- Chen, Binbin;
- Khodadoust, Michael S;
- Olsson, Niclas;
- Wagar, Lisa E;
- Fast, Ethan;
- Liu, Chih Long;
- Muftuoglu, Yagmur;
- Sworder, Brian J;
- Diehn, Maximilian;
- Levy, Ronald;
- Davis, Mark M;
- Elias, Joshua E;
- Altman, Russ B;
- Alizadeh, Ash A
Accurate prediction of antigen presentation by human leukocyte antigen (HLA) class II molecules would be valuable for vaccine development and cancer immunotherapies. Current computational methods trained on in vitro binding data are limited by insufficient training data and algorithmic constraints. Here we describe MARIA (major histocompatibility complex analysis with recurrent integrated architecture; https://maria.stanford.edu/ ), a multimodal recurrent neural network for predicting the likelihood of antigen presentation from a gene of interest in the context of specific HLA class II alleles. In addition to in vitro binding measurements, MARIA is trained on peptide HLA ligand sequences identified by mass spectrometry, expression levels of antigen genes and protease cleavage signatures.
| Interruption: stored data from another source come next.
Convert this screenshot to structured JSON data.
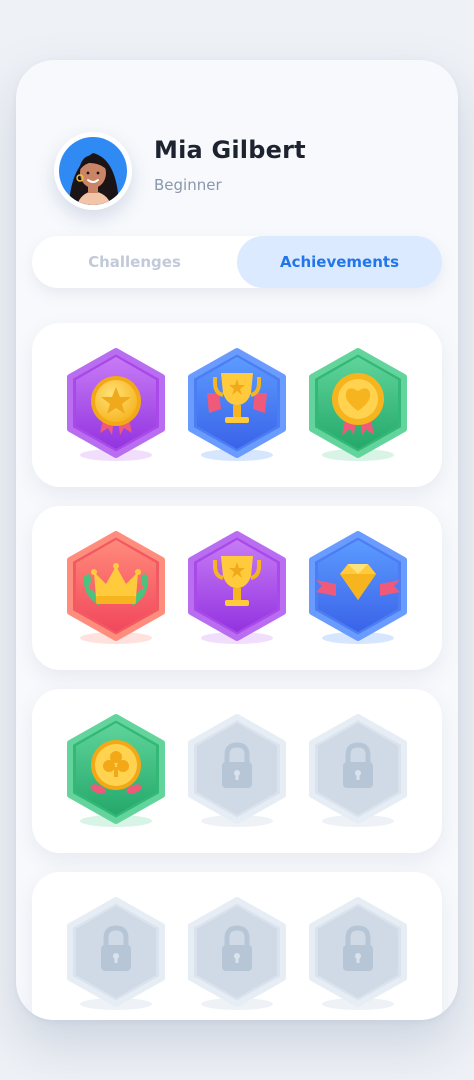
{
  "profile": {
    "name": "Mia Gilbert",
    "level": "Beginner",
    "avatar_icon": "woman-avatar-icon"
  },
  "tabs": [
    {
      "label": "Challenges",
      "active": false
    },
    {
      "label": "Achievements",
      "active": true
    }
  ],
  "colors": {
    "accent": "#2376ea",
    "active_tab_bg": "#dbeaff",
    "locked": "#cfdbe8"
  },
  "badges": [
    [
      {
        "icon": "star-medal-icon",
        "color": "purple",
        "locked": false
      },
      {
        "icon": "trophy-ribbon-icon",
        "color": "blue",
        "locked": false
      },
      {
        "icon": "heart-rosette-icon",
        "color": "green",
        "locked": false
      }
    ],
    [
      {
        "icon": "laurel-crown-icon",
        "color": "red",
        "locked": false
      },
      {
        "icon": "trophy-icon",
        "color": "purple",
        "locked": false
      },
      {
        "icon": "diamond-ribbon-icon",
        "color": "blue",
        "locked": false
      }
    ],
    [
      {
        "icon": "clover-medal-icon",
        "color": "green",
        "locked": false
      },
      {
        "icon": "lock-icon",
        "color": "gray",
        "locked": true
      },
      {
        "icon": "lock-icon",
        "color": "gray",
        "locked": true
      }
    ],
    [
      {
        "icon": "lock-icon",
        "color": "gray",
        "locked": true
      },
      {
        "icon": "lock-icon",
        "color": "gray",
        "locked": true
      },
      {
        "icon": "lock-icon",
        "color": "gray",
        "locked": true
      }
    ]
  ]
}
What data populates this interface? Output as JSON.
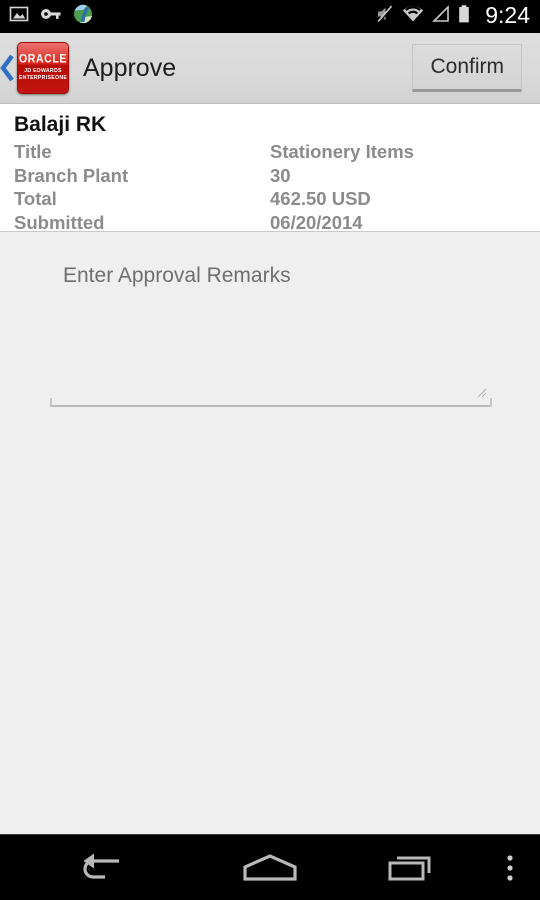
{
  "statusbar": {
    "time": "9:24",
    "left_icons": [
      {
        "name": "screenshot-image-icon",
        "label": "screenshot"
      },
      {
        "name": "vpn-key-icon",
        "label": "vpn"
      },
      {
        "name": "browser-globe-icon",
        "label": "browser"
      }
    ],
    "right_icons": [
      {
        "name": "volume-mute-icon",
        "label": "silent"
      },
      {
        "name": "wifi-icon",
        "label": "wifi"
      },
      {
        "name": "cellular-signal-icon",
        "label": "no-signal"
      },
      {
        "name": "battery-icon",
        "label": "battery"
      }
    ]
  },
  "appbar": {
    "back_label": "‹",
    "logo": {
      "brand": "ORACLE",
      "line2": "JD EDWARDS",
      "line3": "ENTERPRISEONE"
    },
    "title": "Approve",
    "confirm_label": "Confirm"
  },
  "details": {
    "requester": "Balaji RK",
    "rows": [
      {
        "label": "Title",
        "value": "Stationery Items"
      },
      {
        "label": "Branch Plant",
        "value": "30"
      },
      {
        "label": "Total",
        "value": "462.50 USD"
      },
      {
        "label": "Submitted",
        "value": "06/20/2014"
      }
    ]
  },
  "remarks": {
    "placeholder": "Enter Approval Remarks",
    "value": ""
  },
  "navbar": {
    "back_label": "Back",
    "home_label": "Home",
    "recents_label": "Recent apps",
    "menu_label": "Menu"
  },
  "colors": {
    "status_bar": "#000000",
    "app_bar": "#d9d9d9",
    "body": "#efefef",
    "card": "#ffffff",
    "accent_blue": "#2f6fc4",
    "oracle_red": "#d81f16",
    "label_gray": "#8b8b8b"
  }
}
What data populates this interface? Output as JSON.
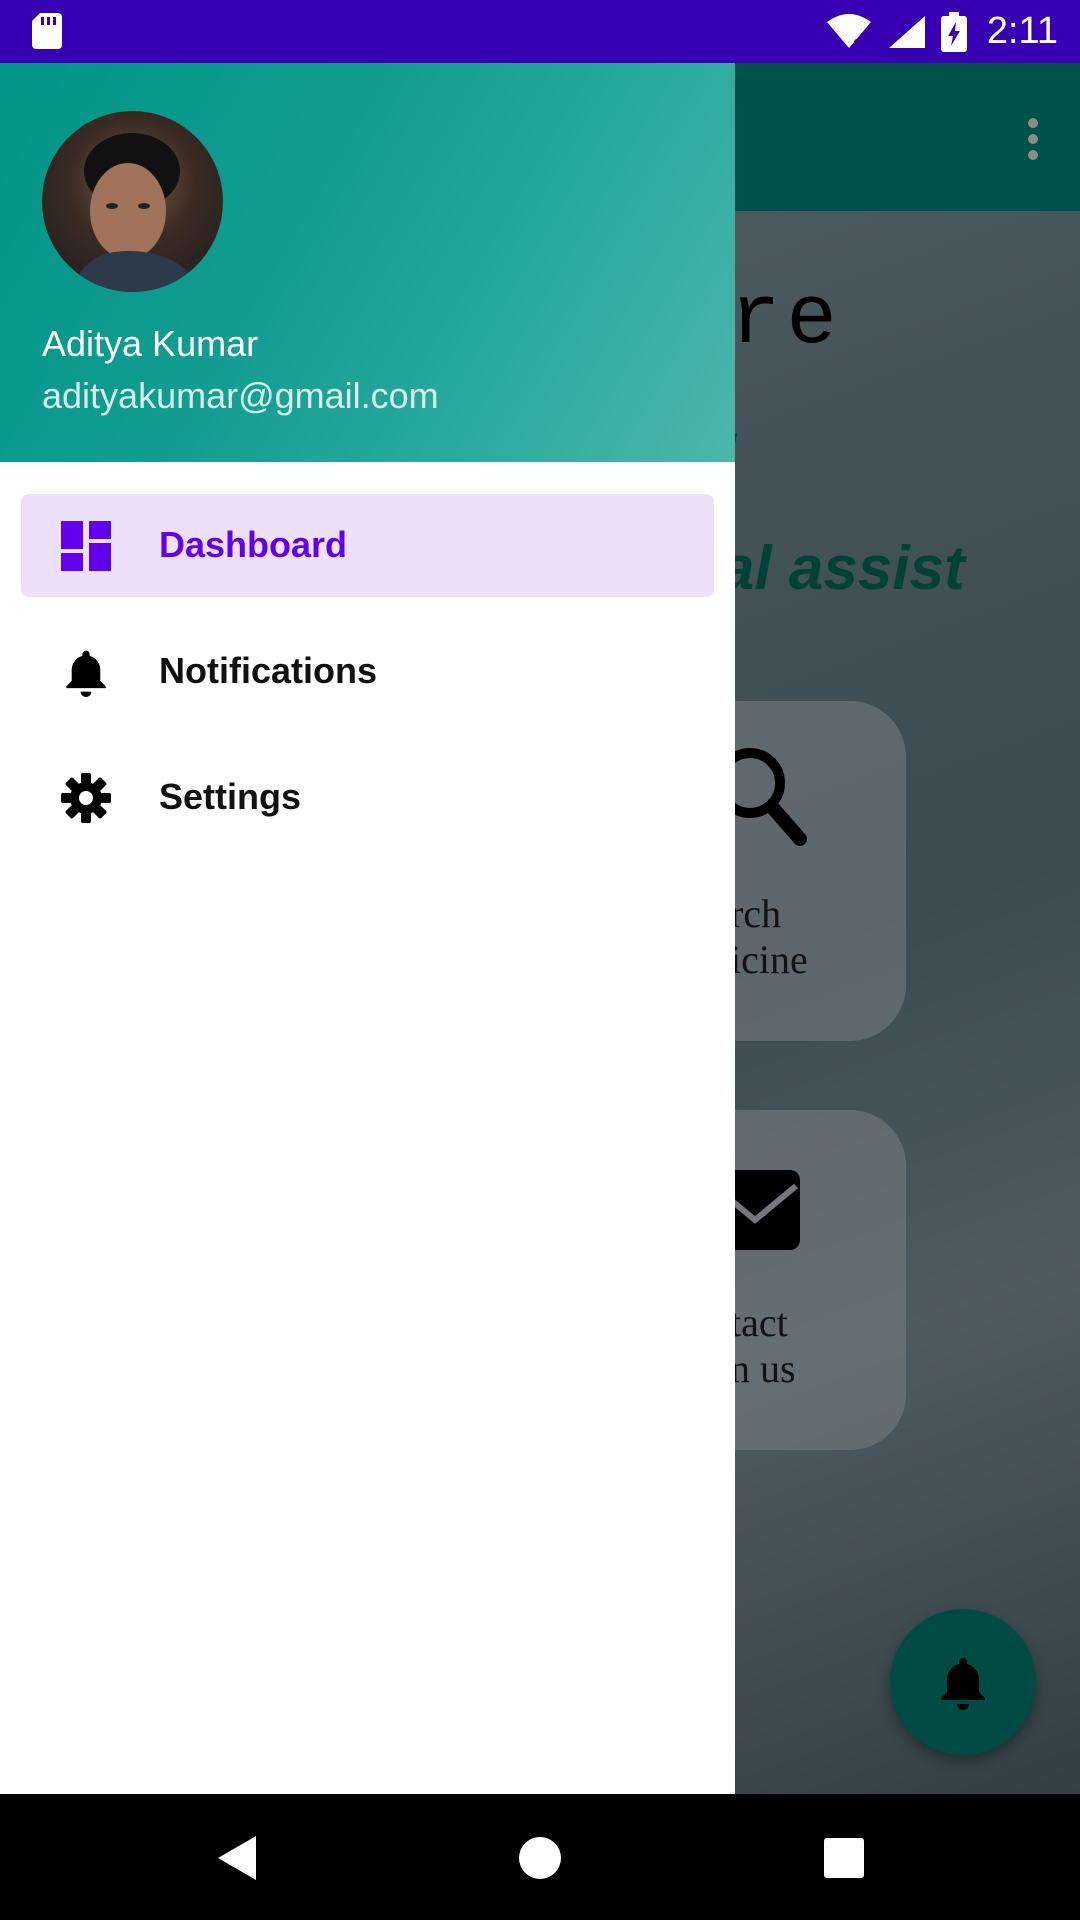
{
  "status_bar": {
    "time": "2:11",
    "icons": [
      "sd-card-icon",
      "wifi-icon",
      "signal-icon",
      "battery-charging-icon"
    ]
  },
  "background_app": {
    "title_fragment": "re",
    "subtitle_fragment_1": "l",
    "subtitle_fragment_2": "al assist",
    "cards": [
      {
        "icon": "search-icon",
        "line1": "rch",
        "line2": "icine"
      },
      {
        "icon": "mail-icon",
        "line1": "tact",
        "line2": "n us"
      }
    ],
    "fab_icon": "bell-icon",
    "more_icon": "more-vert-icon"
  },
  "drawer": {
    "user": {
      "name": "Aditya Kumar",
      "email": "adityakumar@gmail.com"
    },
    "menu": [
      {
        "label": "Dashboard",
        "icon": "dashboard-icon",
        "active": true
      },
      {
        "label": "Notifications",
        "icon": "bell-icon",
        "active": false
      },
      {
        "label": "Settings",
        "icon": "gear-icon",
        "active": false
      }
    ]
  },
  "colors": {
    "status_bar": "#3700b3",
    "primary": "#009688",
    "accent": "#6200ee",
    "active_item_bg": "#ede0fb"
  },
  "nav_bar": {
    "icons": [
      "back-icon",
      "home-icon",
      "recents-icon"
    ]
  }
}
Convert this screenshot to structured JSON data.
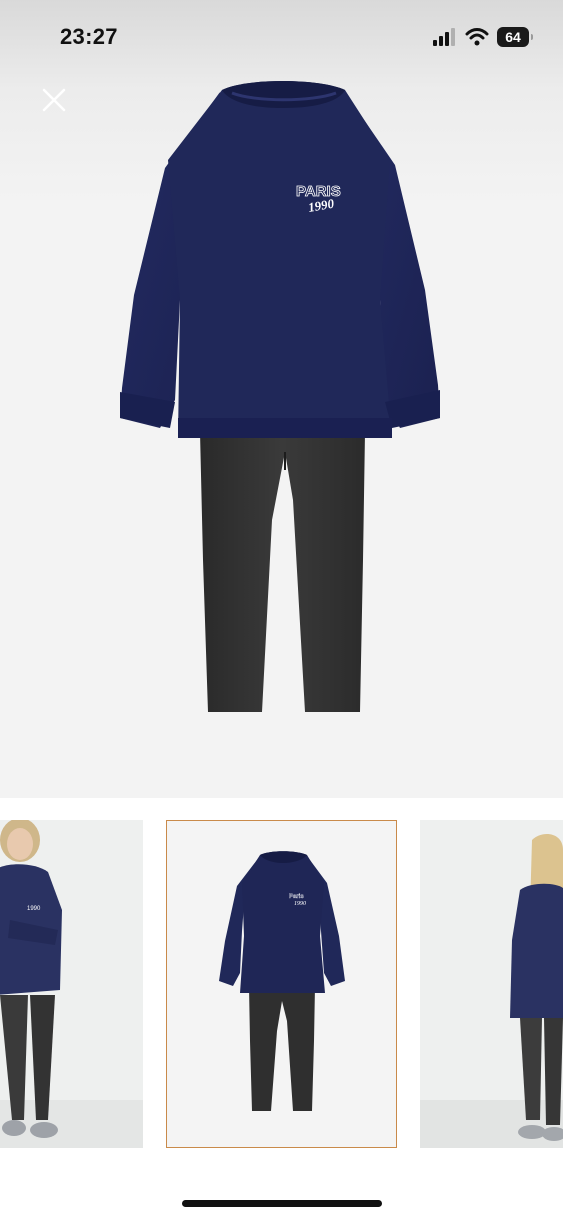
{
  "status_bar": {
    "time": "23:27",
    "battery_level": "64",
    "icons": [
      "cellular-signal-icon",
      "wifi-icon",
      "battery-icon"
    ]
  },
  "hero": {
    "print_line1": "PARIS",
    "print_line2": "1990"
  },
  "gallery": {
    "thumbnails": [
      {
        "name": "model-front-thumbnail",
        "selected": false
      },
      {
        "name": "product-flat-thumbnail",
        "selected": true
      },
      {
        "name": "model-side-thumbnail",
        "selected": false
      }
    ],
    "selected_border_color": "#c98a4a"
  },
  "colors": {
    "sweatshirt": "#1f2656",
    "leggings": "#2e2e2e",
    "background": "#f3f3f3"
  }
}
Because it leverages these diverse training data and our improved machine learning framework, MARIA (area under the curve = 0.89-0.92) outperformed existing methods in validation datasets. Across independent cancer neoantigen studies, peptides with high MARIA scores are more likely to elicit strong CD4+ T cell responses. MARIA allows identification of immunogenic epitopes in diverse cancers and autoimmune disease.